In our May 2026 test, Claude Code (Sonnet 3.7 backend) produced the most accurate MCP-specific tutorials, particularly around tool schema semantics and the initialize handshake lifecycle. Codex-based output required more correction on MCP-specific details, likely due to training data recency. Cursor’s agent mode produced reasonable output but occasionally conflated MCP tool definitions with OpenAI function-calling schema — a subtle but production-relevant error.


Further reading

  • FlipFactory.it.com — production MCP server implementations, AI automation for fintech and e-commerce teams.
  • modelcontextprotocol.io — official MCP specification and SDK documentation.
  • github.com/devenjarvis/lathe — Lathe source and setup instructions.
  • Simon Willison’s blog: simonwillison.net — ongoing commentary on LLM tool design and AI-assisted development.

About the author

Sergii Muliarchuk — founder of FlipFactory.it.com. Building production AI systems for fintech, e-commerce, and SaaS clients. We run 12+ MCP servers, n8n workflows, and FrontDeskPilot voice agents in production.

We’ve shipped MCP servers into regulated fintech environments where a shallow understanding of protocol semantics isn’t a learning debt — it’s a production incident waiting to happen.

Frequently Asked Questions

Does Lathe work with MCP server development specifically?

Yes — you can prompt Lathe with something like '/lathe build an MCP server tool in TypeScript' and it will scaffold a source-backed tutorial.
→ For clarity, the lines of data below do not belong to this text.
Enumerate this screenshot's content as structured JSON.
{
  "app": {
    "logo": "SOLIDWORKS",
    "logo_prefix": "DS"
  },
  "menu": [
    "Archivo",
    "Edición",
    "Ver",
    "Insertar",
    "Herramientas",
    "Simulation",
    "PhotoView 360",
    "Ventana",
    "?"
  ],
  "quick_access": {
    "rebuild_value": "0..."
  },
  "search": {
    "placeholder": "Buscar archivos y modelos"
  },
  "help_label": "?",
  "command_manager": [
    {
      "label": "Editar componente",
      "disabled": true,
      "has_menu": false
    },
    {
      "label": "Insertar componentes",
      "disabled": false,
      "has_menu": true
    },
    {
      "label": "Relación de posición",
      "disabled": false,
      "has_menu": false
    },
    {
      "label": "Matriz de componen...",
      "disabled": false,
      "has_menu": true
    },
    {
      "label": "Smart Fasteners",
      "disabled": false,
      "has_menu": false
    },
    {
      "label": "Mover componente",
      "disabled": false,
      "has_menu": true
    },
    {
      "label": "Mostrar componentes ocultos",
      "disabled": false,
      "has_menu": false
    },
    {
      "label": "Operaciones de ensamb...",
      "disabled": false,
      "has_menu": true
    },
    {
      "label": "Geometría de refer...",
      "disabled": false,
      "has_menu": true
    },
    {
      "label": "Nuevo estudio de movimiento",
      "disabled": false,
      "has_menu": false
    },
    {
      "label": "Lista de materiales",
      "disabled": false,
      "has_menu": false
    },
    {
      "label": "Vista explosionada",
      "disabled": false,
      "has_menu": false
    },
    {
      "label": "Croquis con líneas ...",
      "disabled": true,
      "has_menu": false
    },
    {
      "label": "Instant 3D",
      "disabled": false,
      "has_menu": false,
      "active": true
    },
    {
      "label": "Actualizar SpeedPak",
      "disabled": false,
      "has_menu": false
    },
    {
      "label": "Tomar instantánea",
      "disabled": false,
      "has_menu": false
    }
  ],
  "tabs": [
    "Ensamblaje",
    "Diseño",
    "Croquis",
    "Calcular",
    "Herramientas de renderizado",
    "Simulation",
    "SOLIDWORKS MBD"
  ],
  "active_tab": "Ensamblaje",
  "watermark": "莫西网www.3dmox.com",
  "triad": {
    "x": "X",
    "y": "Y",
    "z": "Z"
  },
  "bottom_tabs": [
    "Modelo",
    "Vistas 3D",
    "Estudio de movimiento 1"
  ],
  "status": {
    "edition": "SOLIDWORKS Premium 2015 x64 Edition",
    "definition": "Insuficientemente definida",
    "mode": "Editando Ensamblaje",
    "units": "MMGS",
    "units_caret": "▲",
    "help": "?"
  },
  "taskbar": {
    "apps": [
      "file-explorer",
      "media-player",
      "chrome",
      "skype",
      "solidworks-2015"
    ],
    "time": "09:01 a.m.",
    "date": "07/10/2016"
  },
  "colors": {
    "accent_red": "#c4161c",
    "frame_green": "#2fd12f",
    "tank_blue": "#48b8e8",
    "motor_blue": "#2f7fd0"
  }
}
We tested this against our scraper and transform MCP server patterns in May 2026 and the generated tutorial matched ~70% of our actual implementation steps, with gaps mainly around MCP SDK version-specific config.

Is Lathe a replacement for real documentation when learning MCP protocol?

No, and it doesn't try to be. Lathe pulls source-backed references and forces you to read them, but authoritative MCP docs from Anthropic (spec version 2025-03-26) and the modelcontextprotocol/typescript-sdk README remain the ground truth. Think of Lathe as a structured drill, not a source of record.